Scientist urges study of Nevada health problems for link to radiation
Thursday, Oct. 16, 1997 | 10:05 a.m.
A medical anthropologist says a study should be done of Nevada residents to learn the extent of birth defects and other health problems that could be traced to radiation exposure from above-ground nuclear weapons testing.
Such knowledge is critical if Nevada is to prepare itself for being the host state for high-level nuclear waste, Marie Boutte of the University of Nevada, Reno said Wednesday at a meeting of the Nevada Commission on Nuclear Projects.
The federal government is considering the Nevada Test Site for temporary storage of high-level nuclear waste and it's studying Yucca Mountain, 90 miles northwest of Las Vegas, as a site for permanent storage.
Boutte said the Nevada Commission on Nuclear Projects could help identify funding sources for a thorough study of the health effects of nuclear testing on Nevadans.
From after World War II through 1963, above-ground tests were conducted at the Test Site, 65 miles northwest of Las Vegas. Below-ground tests were conducted thereafter until President George Bush imposed a moratorium in 1992.
Boutte said federal and state agencies have known about high rates of thyroid problems and leukemia among Nevadans for more than 30 years, yet few studies have been undertaken. She points out that people in Washington state and Utah have been studied extensively.
"We are really out of the loop when it comes to such studies in Nevada," Boutte said.
A controversial radioactive iodine study released last month by the National Cancer Institute included children 11 to 18 years old from Nevada, Utah and Arizona, she said.
In Lincoln County, 383 children were tracked while 2,304 in Utah and 2,131 in Arizona were included in the national study.
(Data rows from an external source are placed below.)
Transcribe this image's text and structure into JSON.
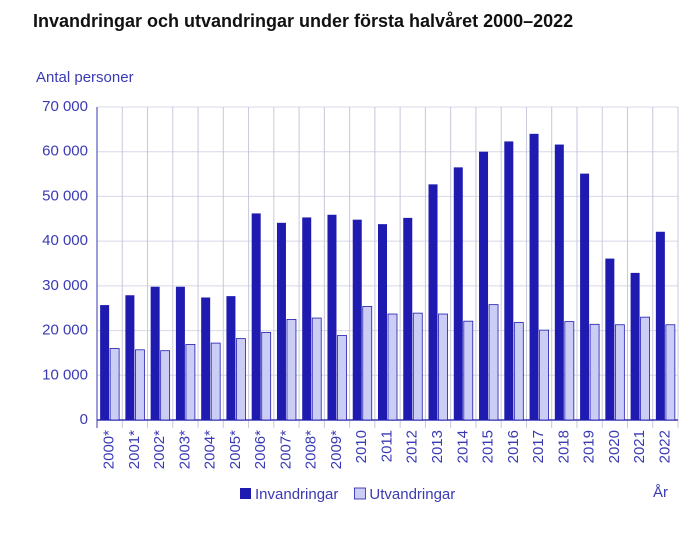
{
  "chart_data": {
    "type": "bar",
    "title": "Invandringar och utvandringar under första halvåret 2000–2022",
    "y_axis_label": "Antal personer",
    "x_axis_label": "År",
    "categories": [
      "2000*",
      "2001*",
      "2002*",
      "2003*",
      "2004*",
      "2005*",
      "2006*",
      "2007*",
      "2008*",
      "2009*",
      "2010",
      "2011",
      "2012",
      "2013",
      "2014",
      "2015",
      "2016",
      "2017",
      "2018",
      "2019",
      "2020",
      "2021",
      "2022"
    ],
    "series": [
      {
        "name": "Invandringar",
        "color": "#1f1ab0",
        "values": [
          25700,
          27900,
          29800,
          29800,
          27400,
          27700,
          46200,
          44100,
          45300,
          45900,
          44800,
          43800,
          45200,
          52700,
          56500,
          60000,
          62300,
          64000,
          61600,
          55100,
          36100,
          32900,
          42100
        ]
      },
      {
        "name": "Utvandringar",
        "color": "#cccdf4",
        "values": [
          16000,
          15700,
          15500,
          16900,
          17200,
          18200,
          19600,
          22500,
          22800,
          18900,
          25400,
          23700,
          23900,
          23700,
          22100,
          25800,
          21800,
          20100,
          22000,
          21400,
          21300,
          23000,
          21300
        ]
      }
    ],
    "ylim": [
      0,
      70000
    ],
    "yticks": [
      0,
      {
        "value": 10000,
        "label": "10 000"
      },
      {
        "value": 20000,
        "label": "20 000"
      },
      {
        "value": 30000,
        "label": "30 000"
      },
      {
        "value": 40000,
        "label": "40 000"
      },
      {
        "value": 50000,
        "label": "50 000"
      },
      {
        "value": 60000,
        "label": "60 000"
      },
      {
        "value": 70000,
        "label": "70 000"
      }
    ],
    "grid": true
  }
}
The results indicated higher thyroid problems in Nevada and Utah children.
The former U.S. Public Health Service knew leukemia rates were rising, but the former Atomic Energy Commission, replaced by the Department of Energy, suppressed the study until the late 1970s, Boutte said.
The major problems with these studies include small populations, lack of information on accurate radiation exposures, the long latency period from exposure to disease and poor health records, she said.
Many health problems remain locked in family records kept in outlying communities, Boutte said.
The Nevada Nuclear Waste Project Office initiated an expert panel in 1994 to begin looking at possible health effects from the proposed dump at Yucca Mountain. But no one has yet undertaken a survey to properly document the toll on Nevadans from the nuclear tests, particularly the above-ground ones.
In her own research, Boutte discovered letters written to then-Sen. Alan Bible, D-Nev., from a doctor serving families living in Fallon during the 1950s about birth defects such as club feet, missing hands and other abnormalities.
Five infants were born with defects in a four-month period, although the town's doctor had seen none in his previous practice, she said.
"This state has no registry for birth defects," Boutte said. "We don't know what kinds of birth defects have occurred here."
Boutte said she has served on the Hanford Health Effects Subcommittee, a panel studying health impacts from the Washington state plant where plutonium was processed since the 1940s.
She suggested banding together with Utah and Arizona to present a regional approach for health studies in Nevada.